The floods caused thousands of people to evacuate their homes, as well as affecting power supplies all over the north of the UK, and causing structural damage to buildings and bridges. Tadcaster Bridge in North Yorkshire, which is around 30 minutes away from Generator Power’s Normanton base, collapsed as a result of heavy flooding, leaving the town split in two. Residents of Tadcaster now have to take a 10 mile detour to get from one side of the town to the other, and it is estimated that repairs will cost £3m and could take up to a year to complete.

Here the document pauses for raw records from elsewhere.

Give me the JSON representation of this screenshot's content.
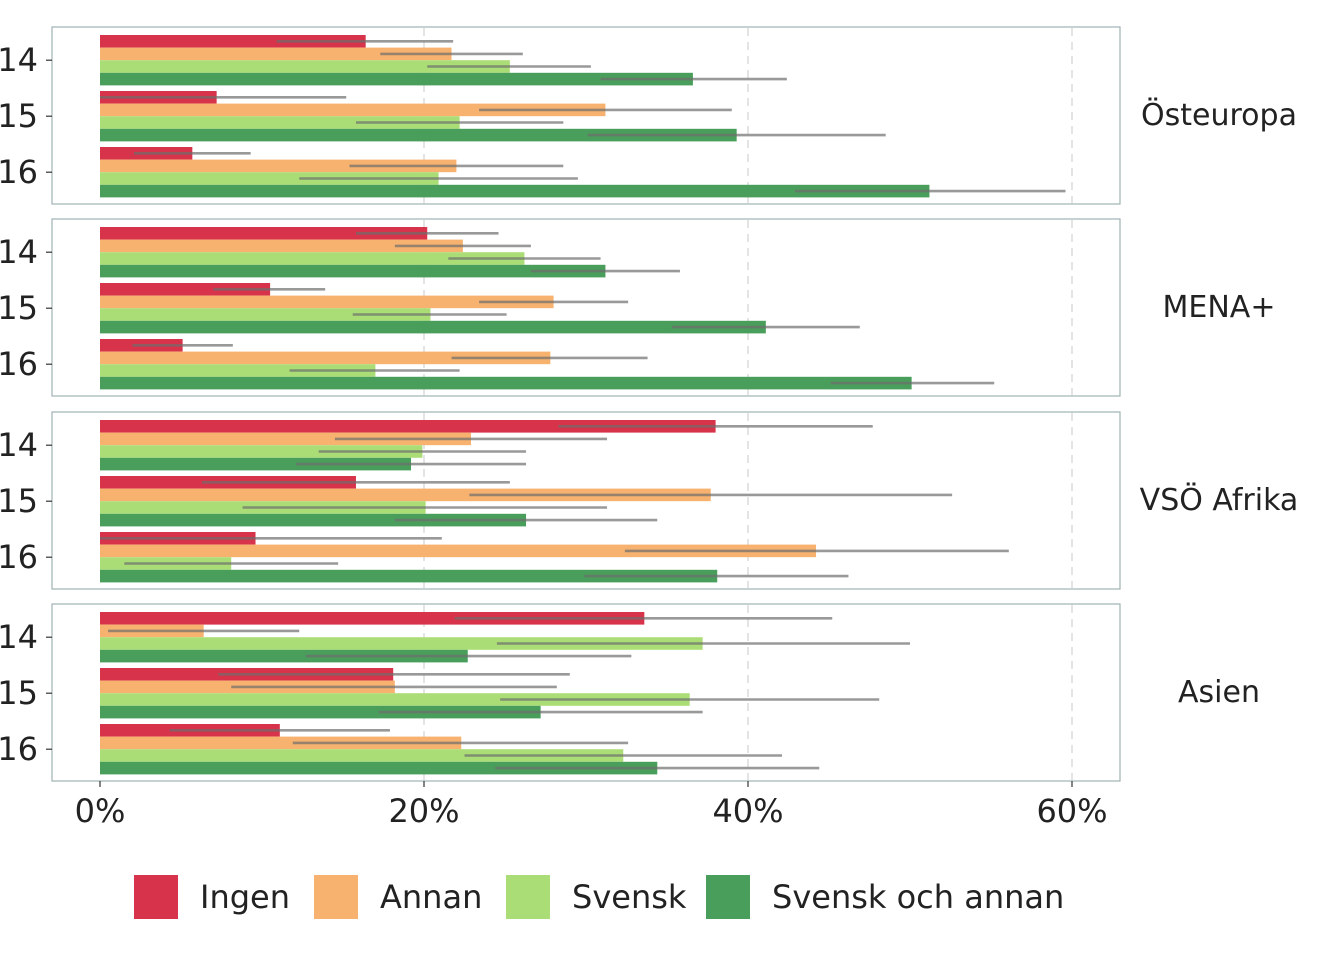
{
  "chart_data": {
    "type": "bar",
    "orientation": "horizontal",
    "title": "",
    "xlabel": "",
    "ylabel": "",
    "xlim": [
      0,
      0.63
    ],
    "x_ticks": [
      {
        "value": 0,
        "label": "0%"
      },
      {
        "value": 0.2,
        "label": "20%"
      },
      {
        "value": 0.4,
        "label": "40%"
      },
      {
        "value": 0.6,
        "label": "60%"
      }
    ],
    "grid": "vertical dashed",
    "legend_position": "bottom",
    "series": [
      {
        "name": "Ingen",
        "color": "#d7334a"
      },
      {
        "name": "Annan",
        "color": "#f8b26f"
      },
      {
        "name": "Svensk",
        "color": "#abdd76"
      },
      {
        "name": "Svensk och annan",
        "color": "#4a9e5c"
      }
    ],
    "panels": [
      {
        "label": "Östeuropa",
        "groups": [
          {
            "label": "14",
            "bars": [
              {
                "value": 0.164,
                "ci": [
                  0.109,
                  0.218
                ]
              },
              {
                "value": 0.217,
                "ci": [
                  0.173,
                  0.261
                ]
              },
              {
                "value": 0.253,
                "ci": [
                  0.202,
                  0.303
                ]
              },
              {
                "value": 0.366,
                "ci": [
                  0.309,
                  0.424
                ]
              }
            ]
          },
          {
            "label": "15",
            "bars": [
              {
                "value": 0.072,
                "ci": [
                  0.0,
                  0.152
                ]
              },
              {
                "value": 0.312,
                "ci": [
                  0.234,
                  0.39
                ]
              },
              {
                "value": 0.222,
                "ci": [
                  0.158,
                  0.286
                ]
              },
              {
                "value": 0.393,
                "ci": [
                  0.301,
                  0.485
                ]
              }
            ]
          },
          {
            "label": "16",
            "bars": [
              {
                "value": 0.057,
                "ci": [
                  0.021,
                  0.093
                ]
              },
              {
                "value": 0.22,
                "ci": [
                  0.154,
                  0.286
                ]
              },
              {
                "value": 0.209,
                "ci": [
                  0.123,
                  0.295
                ]
              },
              {
                "value": 0.512,
                "ci": [
                  0.429,
                  0.596
                ]
              }
            ]
          }
        ]
      },
      {
        "label": "MENA+",
        "groups": [
          {
            "label": "14",
            "bars": [
              {
                "value": 0.202,
                "ci": [
                  0.158,
                  0.246
                ]
              },
              {
                "value": 0.224,
                "ci": [
                  0.182,
                  0.266
                ]
              },
              {
                "value": 0.262,
                "ci": [
                  0.215,
                  0.309
                ]
              },
              {
                "value": 0.312,
                "ci": [
                  0.266,
                  0.358
                ]
              }
            ]
          },
          {
            "label": "15",
            "bars": [
              {
                "value": 0.105,
                "ci": [
                  0.07,
                  0.139
                ]
              },
              {
                "value": 0.28,
                "ci": [
                  0.234,
                  0.326
                ]
              },
              {
                "value": 0.204,
                "ci": [
                  0.156,
                  0.251
                ]
              },
              {
                "value": 0.411,
                "ci": [
                  0.353,
                  0.469
                ]
              }
            ]
          },
          {
            "label": "16",
            "bars": [
              {
                "value": 0.051,
                "ci": [
                  0.02,
                  0.082
                ]
              },
              {
                "value": 0.278,
                "ci": [
                  0.217,
                  0.338
                ]
              },
              {
                "value": 0.17,
                "ci": [
                  0.117,
                  0.222
                ]
              },
              {
                "value": 0.501,
                "ci": [
                  0.451,
                  0.552
                ]
              }
            ]
          }
        ]
      },
      {
        "label": "VSÖ Afrika",
        "groups": [
          {
            "label": "14",
            "bars": [
              {
                "value": 0.38,
                "ci": [
                  0.283,
                  0.477
                ]
              },
              {
                "value": 0.229,
                "ci": [
                  0.145,
                  0.313
                ]
              },
              {
                "value": 0.199,
                "ci": [
                  0.135,
                  0.263
                ]
              },
              {
                "value": 0.192,
                "ci": [
                  0.121,
                  0.263
                ]
              }
            ]
          },
          {
            "label": "15",
            "bars": [
              {
                "value": 0.158,
                "ci": [
                  0.063,
                  0.253
                ]
              },
              {
                "value": 0.377,
                "ci": [
                  0.228,
                  0.526
                ]
              },
              {
                "value": 0.201,
                "ci": [
                  0.088,
                  0.313
                ]
              },
              {
                "value": 0.263,
                "ci": [
                  0.182,
                  0.344
                ]
              }
            ]
          },
          {
            "label": "16",
            "bars": [
              {
                "value": 0.096,
                "ci": [
                  0.0,
                  0.211
                ]
              },
              {
                "value": 0.442,
                "ci": [
                  0.324,
                  0.561
                ]
              },
              {
                "value": 0.081,
                "ci": [
                  0.015,
                  0.147
                ]
              },
              {
                "value": 0.381,
                "ci": [
                  0.299,
                  0.462
                ]
              }
            ]
          }
        ]
      },
      {
        "label": "Asien",
        "groups": [
          {
            "label": "14",
            "bars": [
              {
                "value": 0.336,
                "ci": [
                  0.219,
                  0.452
                ]
              },
              {
                "value": 0.064,
                "ci": [
                  0.005,
                  0.123
                ]
              },
              {
                "value": 0.372,
                "ci": [
                  0.245,
                  0.5
                ]
              },
              {
                "value": 0.227,
                "ci": [
                  0.127,
                  0.328
                ]
              }
            ]
          },
          {
            "label": "15",
            "bars": [
              {
                "value": 0.181,
                "ci": [
                  0.073,
                  0.29
                ]
              },
              {
                "value": 0.182,
                "ci": [
                  0.081,
                  0.282
                ]
              },
              {
                "value": 0.364,
                "ci": [
                  0.247,
                  0.481
                ]
              },
              {
                "value": 0.272,
                "ci": [
                  0.172,
                  0.372
                ]
              }
            ]
          },
          {
            "label": "16",
            "bars": [
              {
                "value": 0.111,
                "ci": [
                  0.043,
                  0.179
                ]
              },
              {
                "value": 0.223,
                "ci": [
                  0.119,
                  0.326
                ]
              },
              {
                "value": 0.323,
                "ci": [
                  0.225,
                  0.421
                ]
              },
              {
                "value": 0.344,
                "ci": [
                  0.244,
                  0.444
                ]
              }
            ]
          }
        ]
      }
    ]
  }
}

Generator Power to the rescue
On December 28th we received a call at 6am on our emergency line, 0845 601 2187, which is monitored 24/7 365 days of the year. By 12pm that day we had arranged for emergency power equipment, including two 2500 amp distribution boards and eight sets of 240mm cable, to be sent to York Barracks. An RAF Chinook helicopter collected the supplies and flew them quickly and carefully to their destination, where they were then used to aid the repair work being carried out on the Foss Barrier on the River Foss in York.
Around 500 soldiers have now been brought in to help deal with the unprecedented flooding that Lancashire and Yorkshire have experienced. David Cameron has vowed to help people in “their hour of need”, releasing emergency government funding to ensure that homes and lives are repaired as quickly as possible.